Messier 13 (also known as NGC 6205, The Great Globular Cluster in Hercules and the Hercules Globular Cluster) is a globular (star) cluster of about 145 light-years in diameter, located some 25,100 light-years away in our Milky Way galaxy, in the constellation Hercules. It is one of the most prominent and best known globulars of the Northern hemisphere and contains over 300,000 stars, the brightest of which is the variable cepheid star V2. Its total luminosity is 300 thousand times the Sun.

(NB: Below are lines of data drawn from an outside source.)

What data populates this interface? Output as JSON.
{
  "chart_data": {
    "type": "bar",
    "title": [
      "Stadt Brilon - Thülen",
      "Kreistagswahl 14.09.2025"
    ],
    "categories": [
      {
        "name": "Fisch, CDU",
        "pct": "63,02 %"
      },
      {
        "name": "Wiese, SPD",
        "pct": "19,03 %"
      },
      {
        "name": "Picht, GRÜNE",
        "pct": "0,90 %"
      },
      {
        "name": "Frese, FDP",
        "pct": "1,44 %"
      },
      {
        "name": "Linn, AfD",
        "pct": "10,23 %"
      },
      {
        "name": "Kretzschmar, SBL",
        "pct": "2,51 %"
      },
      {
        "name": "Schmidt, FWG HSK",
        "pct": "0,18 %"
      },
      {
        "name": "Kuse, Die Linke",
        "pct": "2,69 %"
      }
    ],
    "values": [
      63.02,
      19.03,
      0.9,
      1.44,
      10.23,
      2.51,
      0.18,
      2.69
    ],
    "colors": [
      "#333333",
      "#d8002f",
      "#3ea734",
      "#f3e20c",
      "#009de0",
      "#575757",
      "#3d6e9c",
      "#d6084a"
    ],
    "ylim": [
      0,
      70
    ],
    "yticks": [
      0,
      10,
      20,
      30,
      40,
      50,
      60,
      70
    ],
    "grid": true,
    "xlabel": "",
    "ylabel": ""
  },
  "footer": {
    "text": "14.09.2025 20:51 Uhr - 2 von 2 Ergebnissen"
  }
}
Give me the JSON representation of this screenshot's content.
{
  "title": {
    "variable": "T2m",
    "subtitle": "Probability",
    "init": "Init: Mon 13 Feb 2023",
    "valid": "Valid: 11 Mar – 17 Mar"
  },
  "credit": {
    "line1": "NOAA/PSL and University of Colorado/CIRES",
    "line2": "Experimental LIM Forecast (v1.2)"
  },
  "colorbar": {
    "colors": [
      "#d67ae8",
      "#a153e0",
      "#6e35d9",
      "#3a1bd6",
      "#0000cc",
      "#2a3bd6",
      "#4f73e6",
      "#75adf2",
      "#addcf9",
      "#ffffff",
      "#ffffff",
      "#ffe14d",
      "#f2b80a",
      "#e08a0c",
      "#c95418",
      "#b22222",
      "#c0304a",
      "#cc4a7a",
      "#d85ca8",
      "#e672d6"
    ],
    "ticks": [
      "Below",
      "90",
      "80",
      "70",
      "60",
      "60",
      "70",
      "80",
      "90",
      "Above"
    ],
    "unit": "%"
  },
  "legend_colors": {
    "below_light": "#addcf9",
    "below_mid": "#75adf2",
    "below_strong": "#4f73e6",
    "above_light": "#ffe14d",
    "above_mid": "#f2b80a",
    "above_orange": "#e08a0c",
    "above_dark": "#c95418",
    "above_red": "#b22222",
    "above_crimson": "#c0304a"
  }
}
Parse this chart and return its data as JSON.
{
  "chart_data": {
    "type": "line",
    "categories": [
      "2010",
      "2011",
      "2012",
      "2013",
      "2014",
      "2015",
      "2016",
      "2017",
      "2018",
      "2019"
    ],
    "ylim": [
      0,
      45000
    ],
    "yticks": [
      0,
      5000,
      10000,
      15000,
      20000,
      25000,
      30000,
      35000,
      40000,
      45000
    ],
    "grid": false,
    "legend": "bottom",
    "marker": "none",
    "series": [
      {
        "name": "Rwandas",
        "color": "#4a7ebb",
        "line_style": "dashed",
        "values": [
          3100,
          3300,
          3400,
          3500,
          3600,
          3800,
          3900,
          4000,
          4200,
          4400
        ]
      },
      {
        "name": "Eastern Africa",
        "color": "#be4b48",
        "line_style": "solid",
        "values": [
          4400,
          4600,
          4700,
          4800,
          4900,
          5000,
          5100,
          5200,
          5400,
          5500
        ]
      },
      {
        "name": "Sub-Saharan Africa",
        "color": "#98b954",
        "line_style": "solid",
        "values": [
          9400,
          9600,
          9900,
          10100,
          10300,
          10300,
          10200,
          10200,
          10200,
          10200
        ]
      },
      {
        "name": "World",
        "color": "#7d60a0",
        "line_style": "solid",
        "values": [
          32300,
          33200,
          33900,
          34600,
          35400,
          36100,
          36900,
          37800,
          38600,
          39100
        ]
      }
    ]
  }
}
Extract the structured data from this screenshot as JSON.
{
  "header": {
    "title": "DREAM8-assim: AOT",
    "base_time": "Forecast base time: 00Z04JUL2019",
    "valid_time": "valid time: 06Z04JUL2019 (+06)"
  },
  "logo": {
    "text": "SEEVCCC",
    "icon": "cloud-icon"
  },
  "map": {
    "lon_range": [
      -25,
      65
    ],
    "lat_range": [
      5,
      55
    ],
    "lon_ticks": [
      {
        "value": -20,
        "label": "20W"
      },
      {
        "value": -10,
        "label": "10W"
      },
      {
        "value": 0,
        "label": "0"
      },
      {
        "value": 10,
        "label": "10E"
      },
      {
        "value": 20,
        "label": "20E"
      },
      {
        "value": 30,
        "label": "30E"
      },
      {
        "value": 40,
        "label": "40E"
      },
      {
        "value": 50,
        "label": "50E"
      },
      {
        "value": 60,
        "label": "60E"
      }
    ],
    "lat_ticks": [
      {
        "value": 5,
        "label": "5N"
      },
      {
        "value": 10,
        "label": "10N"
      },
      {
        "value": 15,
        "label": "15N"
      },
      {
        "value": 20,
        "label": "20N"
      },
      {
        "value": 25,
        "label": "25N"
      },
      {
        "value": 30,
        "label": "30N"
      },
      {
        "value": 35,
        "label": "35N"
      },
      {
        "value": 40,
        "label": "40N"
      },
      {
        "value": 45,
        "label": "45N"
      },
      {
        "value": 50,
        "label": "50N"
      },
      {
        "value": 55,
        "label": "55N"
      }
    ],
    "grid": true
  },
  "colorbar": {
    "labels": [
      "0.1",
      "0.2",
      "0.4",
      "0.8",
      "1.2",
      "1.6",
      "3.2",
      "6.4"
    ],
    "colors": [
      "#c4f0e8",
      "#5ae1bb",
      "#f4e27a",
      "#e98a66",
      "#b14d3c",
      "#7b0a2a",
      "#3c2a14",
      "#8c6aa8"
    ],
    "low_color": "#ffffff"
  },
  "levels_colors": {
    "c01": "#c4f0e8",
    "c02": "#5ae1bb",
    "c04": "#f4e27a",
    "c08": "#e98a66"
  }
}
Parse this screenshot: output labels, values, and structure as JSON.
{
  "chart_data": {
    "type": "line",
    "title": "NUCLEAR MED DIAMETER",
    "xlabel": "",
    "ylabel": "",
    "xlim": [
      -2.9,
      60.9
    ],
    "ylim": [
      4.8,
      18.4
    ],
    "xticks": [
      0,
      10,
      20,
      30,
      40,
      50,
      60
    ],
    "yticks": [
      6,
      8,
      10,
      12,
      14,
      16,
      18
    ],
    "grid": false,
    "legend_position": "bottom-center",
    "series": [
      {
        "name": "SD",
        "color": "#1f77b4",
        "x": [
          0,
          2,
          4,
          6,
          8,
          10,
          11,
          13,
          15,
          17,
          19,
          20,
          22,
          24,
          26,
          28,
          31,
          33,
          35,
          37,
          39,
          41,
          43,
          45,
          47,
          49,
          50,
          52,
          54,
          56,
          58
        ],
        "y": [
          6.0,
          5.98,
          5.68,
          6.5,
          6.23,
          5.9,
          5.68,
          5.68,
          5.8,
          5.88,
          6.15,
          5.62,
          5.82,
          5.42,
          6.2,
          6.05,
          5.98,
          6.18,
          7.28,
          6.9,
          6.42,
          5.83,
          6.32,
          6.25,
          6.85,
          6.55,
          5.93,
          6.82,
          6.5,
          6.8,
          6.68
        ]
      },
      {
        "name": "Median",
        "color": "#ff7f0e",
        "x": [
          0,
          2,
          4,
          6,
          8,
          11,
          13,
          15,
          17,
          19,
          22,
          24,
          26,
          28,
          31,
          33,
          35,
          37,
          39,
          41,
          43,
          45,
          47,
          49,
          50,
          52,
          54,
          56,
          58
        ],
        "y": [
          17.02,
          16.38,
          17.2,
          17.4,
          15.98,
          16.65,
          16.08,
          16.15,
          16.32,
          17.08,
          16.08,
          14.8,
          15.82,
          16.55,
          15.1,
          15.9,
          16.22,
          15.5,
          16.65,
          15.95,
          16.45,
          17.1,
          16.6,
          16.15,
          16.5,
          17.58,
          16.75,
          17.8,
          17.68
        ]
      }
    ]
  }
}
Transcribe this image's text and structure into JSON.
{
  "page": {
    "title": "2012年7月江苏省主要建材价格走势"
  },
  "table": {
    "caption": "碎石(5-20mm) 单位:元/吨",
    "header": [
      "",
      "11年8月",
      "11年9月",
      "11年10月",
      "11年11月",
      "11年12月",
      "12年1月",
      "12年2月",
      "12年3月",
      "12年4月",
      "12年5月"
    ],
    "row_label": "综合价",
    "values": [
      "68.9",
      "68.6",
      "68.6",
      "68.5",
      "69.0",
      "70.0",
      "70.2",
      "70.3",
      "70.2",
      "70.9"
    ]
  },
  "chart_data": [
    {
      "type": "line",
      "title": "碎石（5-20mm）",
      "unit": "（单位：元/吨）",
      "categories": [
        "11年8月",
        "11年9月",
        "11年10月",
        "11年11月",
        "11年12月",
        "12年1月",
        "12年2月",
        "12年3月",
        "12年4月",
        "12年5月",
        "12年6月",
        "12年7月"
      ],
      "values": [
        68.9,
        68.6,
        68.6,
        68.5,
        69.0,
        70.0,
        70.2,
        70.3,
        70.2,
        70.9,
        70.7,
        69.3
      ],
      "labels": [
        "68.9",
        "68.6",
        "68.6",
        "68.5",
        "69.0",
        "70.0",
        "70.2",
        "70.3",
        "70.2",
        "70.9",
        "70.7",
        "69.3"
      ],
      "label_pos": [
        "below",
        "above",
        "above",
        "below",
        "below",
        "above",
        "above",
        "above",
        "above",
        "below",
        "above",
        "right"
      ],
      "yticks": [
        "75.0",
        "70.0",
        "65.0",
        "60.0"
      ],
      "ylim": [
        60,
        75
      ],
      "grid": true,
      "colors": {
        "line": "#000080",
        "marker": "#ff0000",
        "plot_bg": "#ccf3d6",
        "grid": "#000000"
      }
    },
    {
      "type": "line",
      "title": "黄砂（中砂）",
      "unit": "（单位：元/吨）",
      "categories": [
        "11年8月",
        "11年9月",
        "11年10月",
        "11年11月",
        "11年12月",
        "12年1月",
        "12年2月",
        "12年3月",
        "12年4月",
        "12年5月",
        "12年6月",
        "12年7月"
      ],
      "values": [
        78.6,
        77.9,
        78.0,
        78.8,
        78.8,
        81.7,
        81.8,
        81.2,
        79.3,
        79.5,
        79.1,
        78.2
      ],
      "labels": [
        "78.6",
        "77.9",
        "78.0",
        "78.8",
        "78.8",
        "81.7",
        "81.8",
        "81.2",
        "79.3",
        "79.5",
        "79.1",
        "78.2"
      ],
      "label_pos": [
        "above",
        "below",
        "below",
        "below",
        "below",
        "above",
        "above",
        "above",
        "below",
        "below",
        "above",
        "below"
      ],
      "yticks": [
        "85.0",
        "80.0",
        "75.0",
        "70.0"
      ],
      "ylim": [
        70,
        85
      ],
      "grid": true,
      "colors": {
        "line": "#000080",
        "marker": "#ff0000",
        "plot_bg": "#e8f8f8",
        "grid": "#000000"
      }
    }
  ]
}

Globular clusters are gravitationally bound concentrations of ancient stars (up to a million such stars) which form a nearly spherical system. They orbit the galactic center along highly elliptical paths, and on average one revolution takes 300 million years. Recent estimates indicate that about 150 globulars exist in the Milky Way (the Andromeda Galaxy has been estimated to contain approximately 500 globular clusters).
Messier 13 is composed of some of the oldest stars in the Universe. They are estimated to be about 14 billion years old. Born before the Mily Way’s stars had a chance to create metals and distribute them in star-forming regions, Messier 13’s iron content relative to hydrogen is just 5 percent that of the Sun.
The density of stars near the core of Messier 13 is so great (about 500 times more concentrated than in the solar neighbourhood) that the visible-light and near-infrared images all become a bright central blur.
When the Hubble Space Telescope was pointed towards Messier 13 they found 15 blue straggler stars (unusually hot and bright stars) and 10 other possibles. Blue stragglers are so named because they seemingly lag behind in the aging process, appearing younger than the population from which they formed. Real blue stragglers should exhibit signs of lithium, carbon and oxygen depletion, which are chemical signatures of past mass transfer from less massive and older stars. These stars appear to be bluer and so younger than most other, apparently older, stars.
Messier 13 was selected in 1974 as target for one of the first radio messages addressed to possible extra-terrestrial intelligent races, and sent by the big radio telescope of the Arecibo Observatory. The reason was that M13 was a large collection of stars with a high star density, so, the chances of a life harboring planet with intelligent life forms, were believed to be higher. However, more recent studies suggest that planets are very rare in the dense environments of globular clusters.